The humoral immune response requires antigen-specific B cell activation and subsequent terminal differentiation into plasma cells. Engagement of B cell antigen receptor (BCR) on mature B cells activates an intracellular signaling cascade, including calcium mobilization, which leads to cell proliferation and differentiation. Coengagement by immune complex of BCR with the inhibitory Fc receptor FcgammaRIIb, the only IgG receptor expressed on B cells, inhibits B cell activation signals through a negative feedback loop. We now describe antibodies that mimic the inhibitory effects of immune complex by high-affinity coengagement of FcgammaRIIb and the BCR coreceptor complex on human B cells. We engineered the Fc domain of an anti-CD19 antibody to generate variants with up to approximately 430-fold greater affinity to FcgammaRIIb.
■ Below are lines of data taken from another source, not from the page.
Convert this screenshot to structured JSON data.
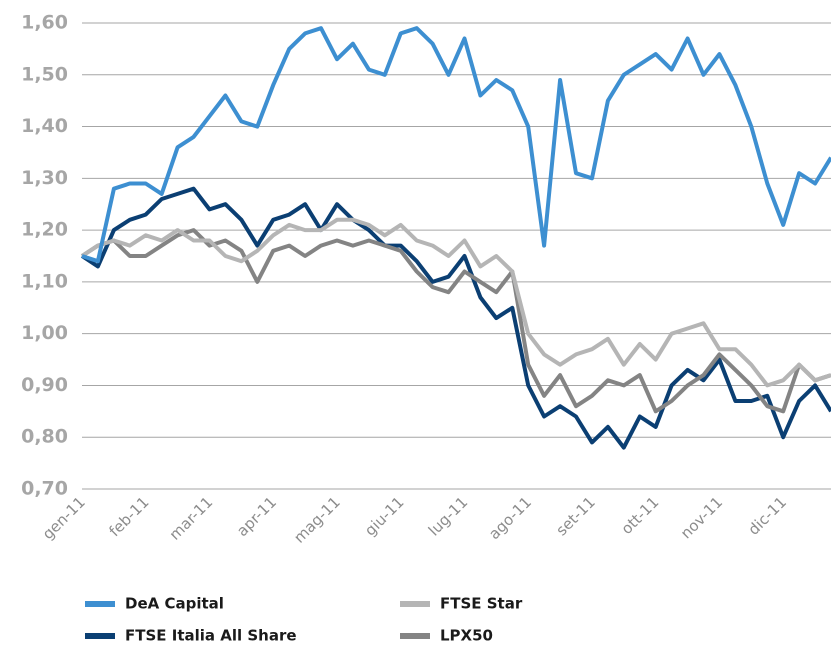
{
  "chart_data": {
    "type": "line",
    "categories": [
      "gen-11",
      null,
      null,
      null,
      "feb-11",
      null,
      null,
      null,
      "mar-11",
      null,
      null,
      null,
      "apr-11",
      null,
      null,
      null,
      "mag-11",
      null,
      null,
      null,
      "giu-11",
      null,
      null,
      null,
      "lug-11",
      null,
      null,
      null,
      "ago-11",
      null,
      null,
      null,
      "set-11",
      null,
      null,
      null,
      "ott-11",
      null,
      null,
      null,
      "nov-11",
      null,
      null,
      null,
      "dic-11",
      null,
      null,
      null
    ],
    "series": [
      {
        "name": "DeA Capital",
        "color": "#3d8fd1",
        "values": [
          1.15,
          1.14,
          1.28,
          1.29,
          1.29,
          1.27,
          1.36,
          1.38,
          1.42,
          1.46,
          1.41,
          1.4,
          1.48,
          1.55,
          1.58,
          1.59,
          1.53,
          1.56,
          1.51,
          1.5,
          1.58,
          1.59,
          1.56,
          1.5,
          1.57,
          1.46,
          1.49,
          1.47,
          1.4,
          1.17,
          1.49,
          1.31,
          1.3,
          1.45,
          1.5,
          1.52,
          1.54,
          1.51,
          1.57,
          1.5,
          1.54,
          1.48,
          1.4,
          1.29,
          1.21,
          1.31,
          1.29,
          1.34
        ]
      },
      {
        "name": "FTSE Italia All Share",
        "color": "#0b3f73",
        "values": [
          1.15,
          1.13,
          1.2,
          1.22,
          1.23,
          1.26,
          1.27,
          1.28,
          1.24,
          1.25,
          1.22,
          1.17,
          1.22,
          1.23,
          1.25,
          1.2,
          1.25,
          1.22,
          1.2,
          1.17,
          1.17,
          1.14,
          1.1,
          1.11,
          1.15,
          1.07,
          1.03,
          1.05,
          0.9,
          0.84,
          0.86,
          0.84,
          0.79,
          0.82,
          0.78,
          0.84,
          0.82,
          0.9,
          0.93,
          0.91,
          0.95,
          0.87,
          0.87,
          0.88,
          0.8,
          0.87,
          0.9,
          0.85
        ]
      },
      {
        "name": "FTSE Star",
        "color": "#b5b5b5",
        "values": [
          1.15,
          1.17,
          1.18,
          1.17,
          1.19,
          1.18,
          1.2,
          1.18,
          1.18,
          1.15,
          1.14,
          1.16,
          1.19,
          1.21,
          1.2,
          1.2,
          1.22,
          1.22,
          1.21,
          1.19,
          1.21,
          1.18,
          1.17,
          1.15,
          1.18,
          1.13,
          1.15,
          1.12,
          1.0,
          0.96,
          0.94,
          0.96,
          0.97,
          0.99,
          0.94,
          0.98,
          0.95,
          1.0,
          1.01,
          1.02,
          0.97,
          0.97,
          0.94,
          0.9,
          0.91,
          0.94,
          0.91,
          0.92
        ]
      },
      {
        "name": "LPX50",
        "color": "#848484",
        "values": [
          1.15,
          1.17,
          1.18,
          1.15,
          1.15,
          1.17,
          1.19,
          1.2,
          1.17,
          1.18,
          1.16,
          1.1,
          1.16,
          1.17,
          1.15,
          1.17,
          1.18,
          1.17,
          1.18,
          1.17,
          1.16,
          1.12,
          1.09,
          1.08,
          1.12,
          1.1,
          1.08,
          1.12,
          0.94,
          0.88,
          0.92,
          0.86,
          0.88,
          0.91,
          0.9,
          0.92,
          0.85,
          0.87,
          0.9,
          0.92,
          0.96,
          0.93,
          0.9,
          0.86,
          0.85,
          0.94,
          0.91,
          0.92
        ]
      }
    ],
    "ylim": [
      0.7,
      1.6
    ],
    "yticks": [
      {
        "value": 0.7,
        "label": "0,70"
      },
      {
        "value": 0.8,
        "label": "0,80"
      },
      {
        "value": 0.9,
        "label": "0,90"
      },
      {
        "value": 1.0,
        "label": "1,00"
      },
      {
        "value": 1.1,
        "label": "1,10"
      },
      {
        "value": 1.2,
        "label": "1,20"
      },
      {
        "value": 1.3,
        "label": "1,30"
      },
      {
        "value": 1.4,
        "label": "1,40"
      },
      {
        "value": 1.5,
        "label": "1,50"
      },
      {
        "value": 1.6,
        "label": "1,60"
      }
    ],
    "grid": true,
    "legend": "bottom"
  }
}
Relative to native IgG1, the FcgammaRIIb binding-enhanced (IIbE) variants strongly inhibited BCR-induced calcium mobilization and viability in primary human B cells. Inhibitory effects involved phosphorylation of SH2-containing inositol polyphosphate 5-phosphatase (SHIP), which is known to be involved in FcgammaRIIb-induced negative feedback of B cell activation by immune complex. Coengagement of BCR and FcgammaRIIb by IIbE variants also overcame the anti-apoptotic effects of BCR activation. The use of a single antibody to suppress B cell functions by coengagement of BCR and FcgammaRIIb may represent a novel approach in the treatment of B cell-mediated autoimmune diseases.